State Sen. Harry Blevins is retiring in August from his seat in the Virginia General Assembly. After serving the Chesapeake community and the Commonwealth of Virginia for more than 50 years, Blevins is ready for a permanent vacation. He and his wife Margie plan to pack up their RV and spend some time together traveling about the country.

“It’s time for me to think about what’s the most important thing for me and my wife and family,” said Blevins, 77, who noted that he didn’t take his decision to retire lightly. He explained that he is stepping down before his term ends next year to spend more time with his family and also for health reasons.

Virginia Gov. Bob McDonnell has declared a special election to fill Blevins’ seat to be held on Tuesday, Aug. 6, 2013. Blevins’ last day in office is Aug. 5.

“I had the privilege of serving with Sen. Blevins in the General Assembly, and he has been a vital ally during my time as attorney general and governor,” said Gov. McDonnell. “During his time in office, Sen. Blevins has been a faithful public servant on behalf of the citizens of his district and the Commonwealth of Virginia. He has been a key advocate on education issues in Virginia and his strong voice will be missed in the Senate. We are grateful for his years of dedicated service and I wish Sen. Blevins and his wife all the best.”

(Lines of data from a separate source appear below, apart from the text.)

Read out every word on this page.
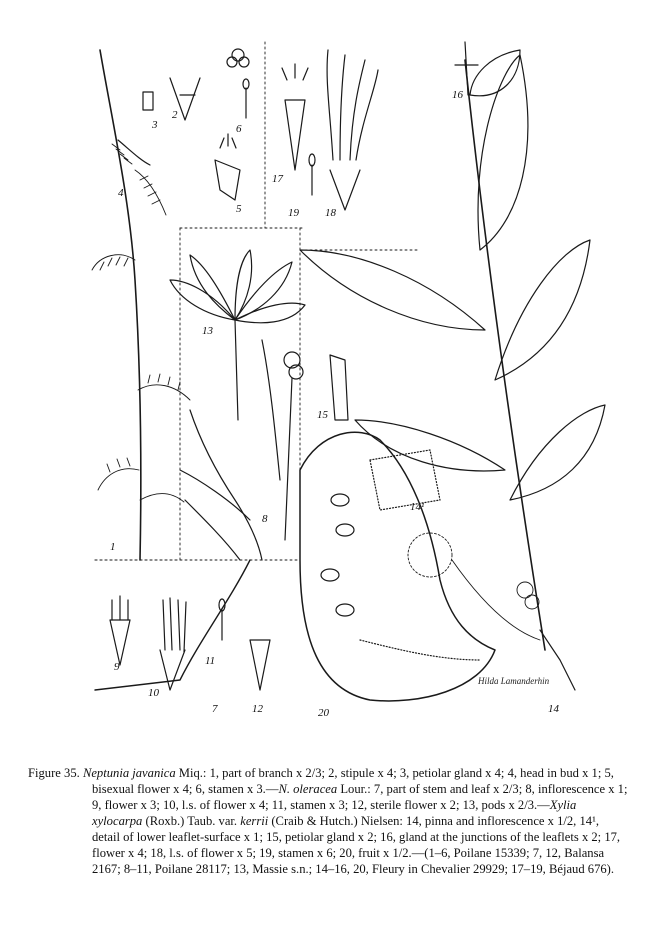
1
2
3
4
5
6
7
8
9
10
11
12
13
14
14¹
15
16
17
18
19
20
Hilda Lamanderhin
Figure 35. Neptunia javanica Miq.: 1, part of branch x 2/3; 2, stipule x 4; 3, petiolar gland x 4; 4, head in bud x 1; 5, bisexual flower x 4; 6, stamen x 3.—N. oleracea Lour.: 7, part of stem and leaf x 2/3; 8, inflorescence x 1; 9, flower x 3; 10, l.s. of flower x 4; 11, stamen x 3; 12, sterile flower x 2; 13, pods x 2/3.—Xylia xylocarpa (Roxb.) Taub. var. kerrii (Craib & Hutch.) Nielsen: 14, pinna and inflorescence x 1/2, 14¹, detail of lower leaflet-surface x 1; 15, petiolar gland x 2; 16, gland at the junctions of the leaflets x 2; 17, flower x 4; 18, l.s. of flower x 5; 19, stamen x 6; 20, fruit x 1/2.—(1–6, Poilane 15339; 7, 12, Balansa 2167; 8–11, Poilane 28117; 13, Massie s.n.; 14–16, 20, Fleury in Chevalier 29929; 17–19, Béjaud 676).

A native of a tiny town named Elk Park in the mountains of North Carolina, Blevins moved to Chesapeake in 1957. With a brand new degree in industrial arts from East Carolina University, he took a job as a teacher at Great Bridge High School. He taught drafting, wood shop and metal shop. He also served as a high school coach.

Blevins earned his master’s degree in secondary education from the University of Virginia in 1964 and became assistant principal for one year at Great Bridge High before becoming the school’s principal. He enjoyed it immensely.

He retired in 1991 after 34 years of service at Great Bridge High School, expecting to settle down and relax. He spent the next few years becoming even more active in the Chesapeake community.

“When I retired, I didn’t jump into politics right away,” said Blevins.

In 1997, Mark Earley vacated his seat in the state senate to become attorney general for Virginia. Randy Forbes took Earley’s place in the state senate, vacating his seat in the Virginia House of Delegates. Blevins ran for Forbes’ vacant seat, winning the special election in December of 1998. After four years as a delegate, he then ran for and won the seat for the 14th Senatorial District of Virginia, which he still holds today.

“As principal, I always tried to make sure that the students took their election as student officials seriously,” said Blevins. “I would talk to the kids about being good leaders.”

One student council president in particular stood out to Blevins, a young student named Randy Forbes. After learning about a new program in Washington, D.C. called the Classroom for Young Americans, Blevins lobbied local leaders and members of the Chesapeake business community to join together and raise money so that Forbes could travel to Washington and participate in the interactive program that teaches high school students about the fundamentals of democracy and government.

“We all thought he was going to be somebody,” said Blevins. “You know, somebody that stood out.”

They were able to raise enough money to send Forbes to the workshop in Washington, which became the springboard for his future career as a lawyer, a Virginia senator and his current position as a U.S. congressman representing Virginia’s 4th District.

Congressman Forbes describes Blevins as “a great role model” and someone who has inspired him. He pointed out that while he was a student at Great Bridge High School, Blevins was one of the youngest principals in the state. He fondly recalled Blevins’ efforts to help him attend the Classroom for Young Americans.

“He told the business community, ‘If we can train one student in government, he can come back and change this community,’” said Forbes. “That’s the type of vision he had.”

Forbes cited Blevins’ calm demeanor in difficult situations as an asset to his years of service to the Chesapeake community and to the citizens of Virginia.

“In all my years in government and my years in practicing law and everything else, if I had to pick the top five men I’ve encountered, Harry Blevins would be one of those men,” said Forbes.

Throughout the years, Blevins has tirelessly served the citizens of Chesapeake and Hampton Roads a voice in government, but also in other organizations. For example, he is a past president of the Rotary Club and former Rotarian of the year. He is still active in the local community.

In government, Blevins sees himself as a voice for education simply because that’s where his background has led him.

“There are not a lot of educators in the senate,” said Blevins. “I’ve been one to do a lot of speaking on that subject. That makes some people happy, but doesn’t make some other people happy; but that’s one of the more important things we’ve tried to do.”

Chesapeake School Board Chairman Jay Leftwich was also a student at Great Bridge High while Blevins was principal. He went to school with one of Blevins’ daughters and has followed the senator’s political career, especially with regards to issues on education.

“He has been a strong ally in the General Assembly; a strong advocate for education,” said Leftwich.

Leftwich noted that Blevins will be missed in government, “but hopefully will still be active in the civic life” of the Chesapeake community.

“He has achieved the status of elder statesman, and I mean statesman in the truest sense of the word,” said Leftwich. “He’s not just a politician, he’s a true statesman. He is full of honor and integrity.”